02 November 2017

Not the biggest glutton

Scientists have refuted the myth of the record "voracity" of the human brain

RIA News

The human brain is inferior in "voracity" to the brain of many monkeys, lemurs and even tupai – primitive relatives of primates. This casts doubt on the hypothesis that human evolution was "conducted" by the growth of his brain, according to an article published in the Journal of Human Evolution.

"We have shown that a person does not have a uniquely "voracious" brain. This calls into question one of the cornerstones of modern anthropology and the history of human evolution," said Doug Boyer from Duke University in Durham (in a press release, Humans don't use as much brainpower as we like to think – VM). 

One of the main mysteries in the history of human evolution is how our ancestors were able to acquire such a large and "voracious" brain that consumes about a quarter of the energy produced by the body. As observations of gorillas and chimpanzees show, in principle they cannot have such a large brain, because in this case they would have to eat around the clock.
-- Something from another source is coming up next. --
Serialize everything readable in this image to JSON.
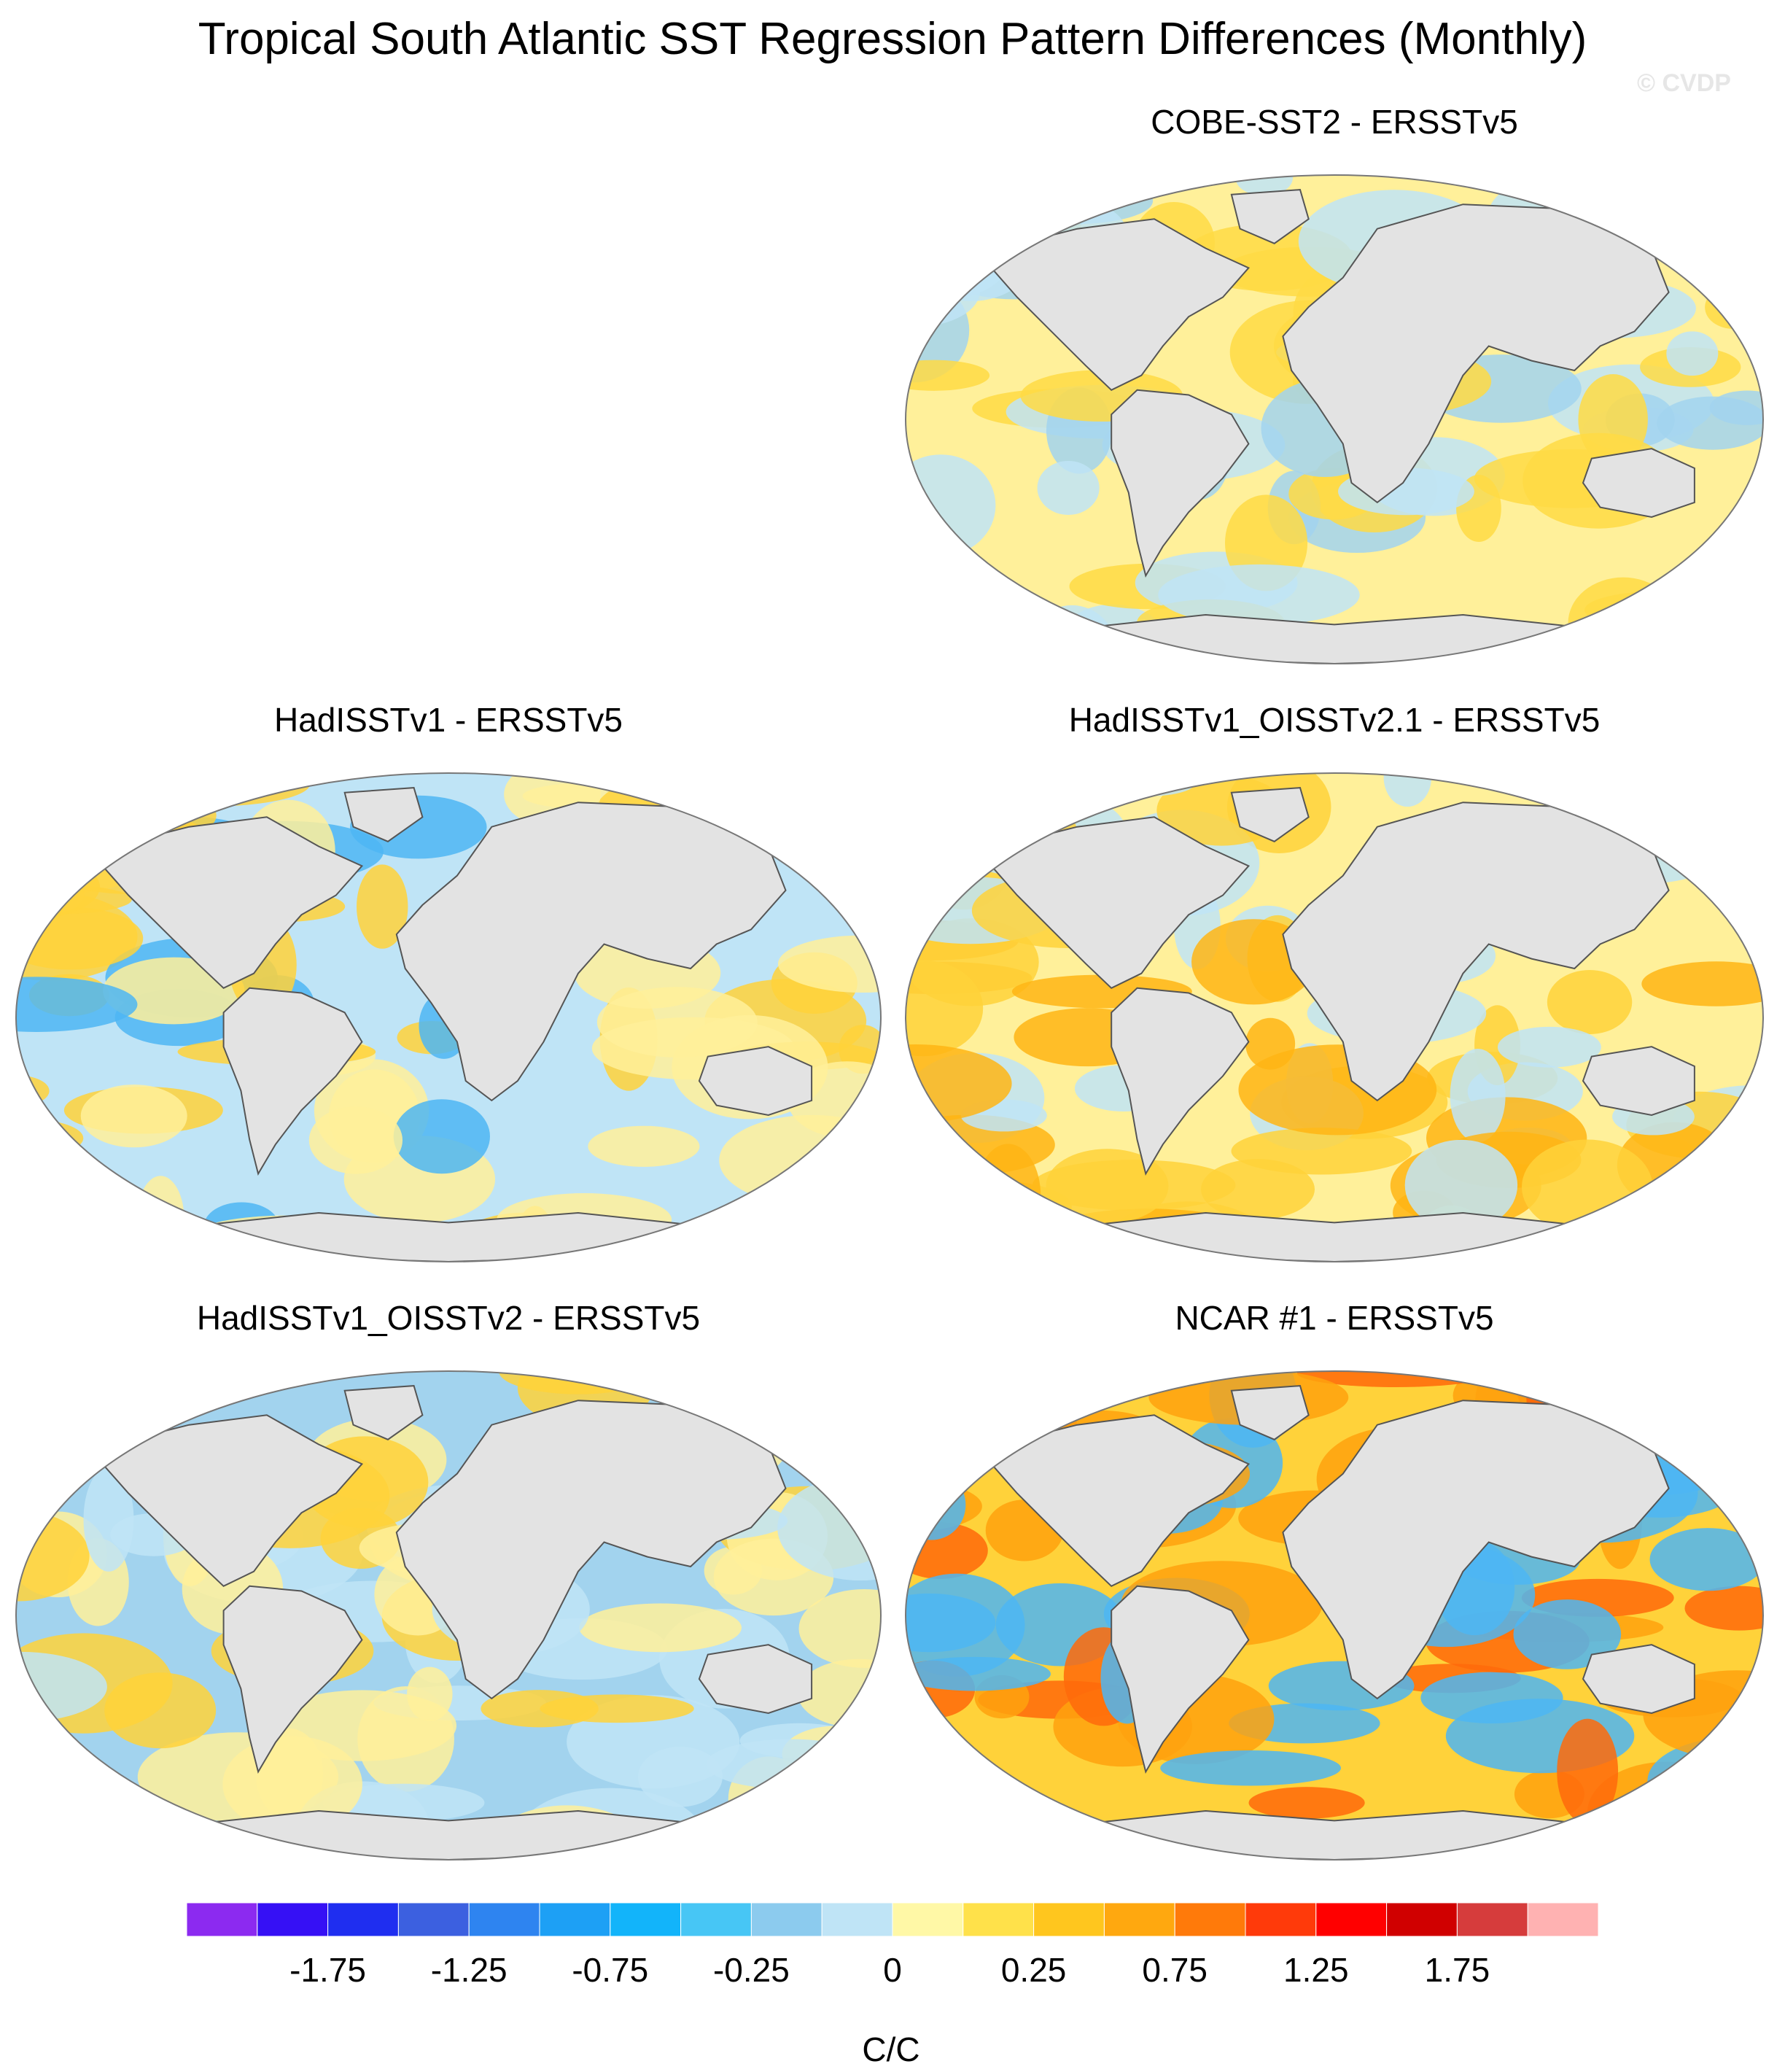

Therefore, almost all scientists believe that the evolution of man as a whole is due to the growth of the size of the brain. Its increase led to the emergence of the ability to use tools and cook food, which helped our ancestors to provide their nervous system with the necessary energy.

Boyer and his colleague Arianna Harrington suggested that these ideas are fundamentally wrong by comparing how many calories the human brain receives compared to the rest of the body, and a similar parameter for 15 species of primates, rodents and other mammalian species.

In these measurements, scientists were guided by a very simple consideration – the source of glucose and other nutrients for all organs, including the brain, is blood. The higher the energy requirement, the more blood needs to be delivered to the organ and the wider and more numerous the blood vessels will be.

Their width, in turn, will be related to how the lower part of the skull is arranged and the vessels are distributed along the neck and other parts of the body involved in the supply of blood to the brain. This allows you to calculate the typical and peak amount of energy that the human or animal body spends on supplying the brain.

These measurements and comparisons led to rather strange results. On the one hand, Harrington and Boyer confirmed that the human brain actually consumes about two to five times more energy (adjusted for weight difference) than the nervous systems of chimpanzees, mice, squirrels and rabbits.

On the other hand, many other animals, including less "advanced" species of monkeys and even lemurs and tupayas, turned out to have even more "voracious" nervous systems than humans. All these species have never been considered "intellectuals" among animals, therefore, as Boyer notes, no one has tried to study them before when analyzing the history of human evolution.

Such results, according to biologists, suggest that the picture of human evolution may turn out to be completely the opposite of what anthropologists draw – perhaps it was not the increase in the brain that influenced the acquisition of the ability to make tools and use them, but on the contrary – these skills forced human ancestors to "grow" the brain.

You can test this idea if you find the remains of ancient people not only with individual fragments of skull bones, but also cervical vertebrae. The reconstruction of the blood supply system, scientists conclude, will help to understand whether our ancestors were more like chimpanzees and gorillas or humans, monkeys and the most primitive primates.